Solange unsere Partei sich im Geheimen betätigte, bot die Verwirklichung einer solchen Kontrolle und Führung ungeheuerliche, mitunter schier unüberwindliche Schwierigkeiten. Jetzt, wo die Tätigkeit der Partei immer öffentlicher wird, kann und soll man diese Kontrolle und Führung weitestgehend verwirklichen, und unbedingt nicht nur seitens der „Spitzen", sondern auch seitens der unteren Schichten der Partei, aller organisierten Arbeiter, die zur Partei gehören. Berichterstattung über das Auftreten von Sozialdemokraten in parteilosen Vereinigungen oder Sowjets, Referate über die Bedingungen und Aufgaben eines solchen Auftretens, Resolutionen von Parteiorganisationen jeden Typus aus Anlass solchen Auftretens müssen unbedingt in die Praxis der Arbeiterpartei Eingang finden. Nur eine solche reale Beteiligung der Partei in ihrer Gesamtheit, die Beteiligung an der Dirigierung jedes Auftretens dieser Art vermag in der Tat die wahrhaft sozialistische Arbeit gegenüberzustellen der allgemein-demokratischen Arbeit.

Welche Taktik sollen wir in den parteilosen Vereinigungen einschlagen? Erstens, jede Möglichkeit ausnutzen zur Anknüpfung selbständiger Verbindungen und zur Propaganda für unser ganzes sozialistisches Programm. Zweitens, die nächstliegenden politischen Aufgaben festlegen vom Standpunkt der vollständigen und entschlossenen Verwirklichung der demokratischen Umwälzung, politische Losungen in der demokratischen Revolution ausgeben, das „Programm" jener Reformen aufstellen, die die kämpfende revolutionäre Demokratie zu verwirklichen hat im Unterschied zu der schachernden liberalen Demokratie.

Nur wenn wir an die Sache in dieser Weise herangehen, kann die Beteiligung von Mitgliedern unserer Partei an parteilosen revolutionären Organisationen, die heute von Arbeitern, morgen von Bauern, übermorgen von Soldaten usw. geschaffen werden, zulässig und fruchtbar sein.

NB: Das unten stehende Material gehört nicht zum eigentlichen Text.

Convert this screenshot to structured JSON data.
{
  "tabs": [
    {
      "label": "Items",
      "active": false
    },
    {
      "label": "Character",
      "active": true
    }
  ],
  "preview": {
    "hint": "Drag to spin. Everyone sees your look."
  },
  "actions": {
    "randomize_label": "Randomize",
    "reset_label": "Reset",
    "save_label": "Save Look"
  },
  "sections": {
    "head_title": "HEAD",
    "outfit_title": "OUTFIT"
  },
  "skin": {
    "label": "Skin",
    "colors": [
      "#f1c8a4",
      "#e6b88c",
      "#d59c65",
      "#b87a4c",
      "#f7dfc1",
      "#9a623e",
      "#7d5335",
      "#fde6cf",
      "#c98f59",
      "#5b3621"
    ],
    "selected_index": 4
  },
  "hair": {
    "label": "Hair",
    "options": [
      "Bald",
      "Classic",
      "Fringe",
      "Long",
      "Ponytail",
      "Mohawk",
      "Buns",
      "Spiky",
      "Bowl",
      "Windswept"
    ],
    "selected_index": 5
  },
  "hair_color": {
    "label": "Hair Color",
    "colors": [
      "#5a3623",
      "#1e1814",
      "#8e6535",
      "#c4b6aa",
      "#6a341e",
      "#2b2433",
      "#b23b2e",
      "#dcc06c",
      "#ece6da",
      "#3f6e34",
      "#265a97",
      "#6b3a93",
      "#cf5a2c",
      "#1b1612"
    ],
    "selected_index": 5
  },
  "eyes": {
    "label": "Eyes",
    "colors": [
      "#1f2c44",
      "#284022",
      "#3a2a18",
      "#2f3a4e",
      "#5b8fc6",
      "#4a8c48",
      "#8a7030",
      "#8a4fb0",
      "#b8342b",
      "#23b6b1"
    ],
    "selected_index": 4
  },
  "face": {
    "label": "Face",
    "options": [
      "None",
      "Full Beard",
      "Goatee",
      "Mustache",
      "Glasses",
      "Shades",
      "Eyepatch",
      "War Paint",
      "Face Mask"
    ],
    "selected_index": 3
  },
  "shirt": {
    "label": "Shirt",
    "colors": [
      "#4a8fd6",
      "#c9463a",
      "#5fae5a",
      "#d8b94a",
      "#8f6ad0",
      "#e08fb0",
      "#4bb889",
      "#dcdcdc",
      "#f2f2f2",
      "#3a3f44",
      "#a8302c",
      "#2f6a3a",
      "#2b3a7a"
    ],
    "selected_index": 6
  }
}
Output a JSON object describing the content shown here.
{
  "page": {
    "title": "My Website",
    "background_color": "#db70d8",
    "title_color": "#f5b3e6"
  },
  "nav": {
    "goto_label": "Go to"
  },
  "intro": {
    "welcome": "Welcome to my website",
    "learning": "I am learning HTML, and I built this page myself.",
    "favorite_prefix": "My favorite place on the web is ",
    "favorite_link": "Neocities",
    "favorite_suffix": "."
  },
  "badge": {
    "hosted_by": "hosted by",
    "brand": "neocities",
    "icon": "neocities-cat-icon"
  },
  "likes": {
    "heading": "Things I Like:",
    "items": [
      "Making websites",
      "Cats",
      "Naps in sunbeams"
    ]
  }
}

Nur wenn wir so handeln, werden wir in der Lage sein, der doppelten Aufgabe der Arbeiterpartei in der bürgerlichen Revolution gerecht zu werden: die demokratische Umwälzung zu Ende zu führen und die Kader des sozialistischen Proletariats zu erweitern und zu festigen, jenes Proletariats, das die Freiheit benötigt zu seinem schonungslosen Kampf für den Sturz der Kapitalherrschaft.